Last Year: Looking at the S&P 500 from November 1, 2019 through April 30, 2020, the S&P 500 lost approximately 5%. Didn’t work.
The Year Before That: Looking at the S&P 500 from November 1, 2018 through April 30, 2019, the S&P 500 returned approximately 8%. But if you sold out of equities in May 2019 only to get back in on November 1, 2019? Well you would have missed the S&P 500 returning 2.6%. Didn’t work.
The Year Before That: Looking at the S&P 500 from November 1, 2017 through April 30, 2018, the S&P 500 returned 2.33%. But if you sold out of equities in May 2017 only to get back in on November 1, 2017? Well you would have missed the S&P 500 returning 7.83%. Really didn’t work.

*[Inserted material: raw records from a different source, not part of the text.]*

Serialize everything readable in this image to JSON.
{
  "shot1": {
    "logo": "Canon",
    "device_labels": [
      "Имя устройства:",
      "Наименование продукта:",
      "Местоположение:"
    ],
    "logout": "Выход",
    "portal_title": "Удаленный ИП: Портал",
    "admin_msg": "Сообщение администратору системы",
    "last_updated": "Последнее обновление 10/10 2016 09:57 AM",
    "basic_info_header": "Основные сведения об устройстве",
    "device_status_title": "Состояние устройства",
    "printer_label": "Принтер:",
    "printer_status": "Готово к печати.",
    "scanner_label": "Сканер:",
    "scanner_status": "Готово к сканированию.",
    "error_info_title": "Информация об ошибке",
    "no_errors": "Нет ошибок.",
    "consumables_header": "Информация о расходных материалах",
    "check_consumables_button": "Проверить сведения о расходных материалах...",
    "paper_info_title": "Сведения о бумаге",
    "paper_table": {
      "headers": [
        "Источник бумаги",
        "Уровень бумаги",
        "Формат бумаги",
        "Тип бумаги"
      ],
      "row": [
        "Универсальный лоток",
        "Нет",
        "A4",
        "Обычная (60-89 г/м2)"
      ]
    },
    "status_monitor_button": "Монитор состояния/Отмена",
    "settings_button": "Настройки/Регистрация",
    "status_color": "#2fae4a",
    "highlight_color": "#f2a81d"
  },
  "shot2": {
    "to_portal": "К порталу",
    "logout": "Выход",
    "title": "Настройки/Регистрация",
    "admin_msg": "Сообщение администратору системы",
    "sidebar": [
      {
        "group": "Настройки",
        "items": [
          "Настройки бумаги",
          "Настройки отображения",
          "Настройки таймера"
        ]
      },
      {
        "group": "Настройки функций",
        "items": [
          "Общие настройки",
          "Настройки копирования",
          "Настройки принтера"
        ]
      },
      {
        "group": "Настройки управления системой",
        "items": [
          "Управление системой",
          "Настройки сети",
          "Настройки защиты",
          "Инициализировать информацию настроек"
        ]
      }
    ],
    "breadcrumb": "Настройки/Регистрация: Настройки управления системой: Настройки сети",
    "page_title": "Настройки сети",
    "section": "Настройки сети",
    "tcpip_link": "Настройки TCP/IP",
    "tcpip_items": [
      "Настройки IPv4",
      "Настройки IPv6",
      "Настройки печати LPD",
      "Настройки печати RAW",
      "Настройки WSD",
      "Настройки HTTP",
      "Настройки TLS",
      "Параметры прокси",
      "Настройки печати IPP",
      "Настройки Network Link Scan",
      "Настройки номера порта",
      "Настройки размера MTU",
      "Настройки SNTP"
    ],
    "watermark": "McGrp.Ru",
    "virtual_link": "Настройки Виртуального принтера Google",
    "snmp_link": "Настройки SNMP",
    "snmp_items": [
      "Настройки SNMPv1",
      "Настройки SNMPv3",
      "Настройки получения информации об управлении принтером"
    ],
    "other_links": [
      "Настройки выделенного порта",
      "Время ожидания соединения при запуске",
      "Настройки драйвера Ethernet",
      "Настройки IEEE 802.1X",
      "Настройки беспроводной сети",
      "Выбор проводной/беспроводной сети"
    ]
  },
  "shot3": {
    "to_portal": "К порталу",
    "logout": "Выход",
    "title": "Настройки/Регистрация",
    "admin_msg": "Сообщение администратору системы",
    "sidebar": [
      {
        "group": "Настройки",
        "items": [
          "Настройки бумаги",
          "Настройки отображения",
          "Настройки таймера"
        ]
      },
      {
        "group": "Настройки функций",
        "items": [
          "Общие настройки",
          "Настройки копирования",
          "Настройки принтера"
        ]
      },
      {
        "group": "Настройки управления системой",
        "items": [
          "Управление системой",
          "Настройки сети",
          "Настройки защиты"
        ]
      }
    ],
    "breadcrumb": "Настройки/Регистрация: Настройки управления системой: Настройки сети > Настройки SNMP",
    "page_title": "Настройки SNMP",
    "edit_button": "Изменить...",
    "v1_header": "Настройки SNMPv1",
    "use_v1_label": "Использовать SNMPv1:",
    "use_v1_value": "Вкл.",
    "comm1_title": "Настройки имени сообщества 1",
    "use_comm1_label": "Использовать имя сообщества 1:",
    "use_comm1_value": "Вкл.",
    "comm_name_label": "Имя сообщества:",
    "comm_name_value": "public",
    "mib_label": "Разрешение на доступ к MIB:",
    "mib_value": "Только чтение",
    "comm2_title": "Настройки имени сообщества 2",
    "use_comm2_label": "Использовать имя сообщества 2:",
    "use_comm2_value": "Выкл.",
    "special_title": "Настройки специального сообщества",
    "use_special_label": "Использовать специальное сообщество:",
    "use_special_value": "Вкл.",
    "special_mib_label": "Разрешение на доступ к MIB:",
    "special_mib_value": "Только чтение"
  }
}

This time it’s different? Utterly dumb. Especially when you consider what happened in 2020 and 2021.
Other Things to Worry About
Despite irrefutable proof that this “strategy” hasn’t worked over the past 30 years, there are other things you need to worry about too:
With any strategy based on averages, any given year might show an extreme high or extreme low, a wave that a buy-and-hold investor could ride out.
Investors lose short-term gains to taxes because short-term gains are taxed at your regular rate.
Investors face additional transaction costs due to selling stocks and mutual funds, followed by buying stocks and mutual funds later.
Why “bet the farm” on a simple seasonal strategy having its origins in a summer break before a horse race? That would be like gambling…
Working with Your Financial Advisor
The key to successful long-term investing, of course, lies in following wise strategies. Your financial advisor understands these strategies. It is generally best not to rely on interesting statistics that are not explained by actual market trends or economic analysis.
No specific investment strategy is foolproof. Your best strategy as an investor is not to base your plans on market timing or the season. Instead, focus on the traditional, sensible factors that include assessment of the business cycles, changing economic conditions, and news from the market.
Your financial advisor is the best source for information about how to handle your money. He or she can guide you in planning for the future.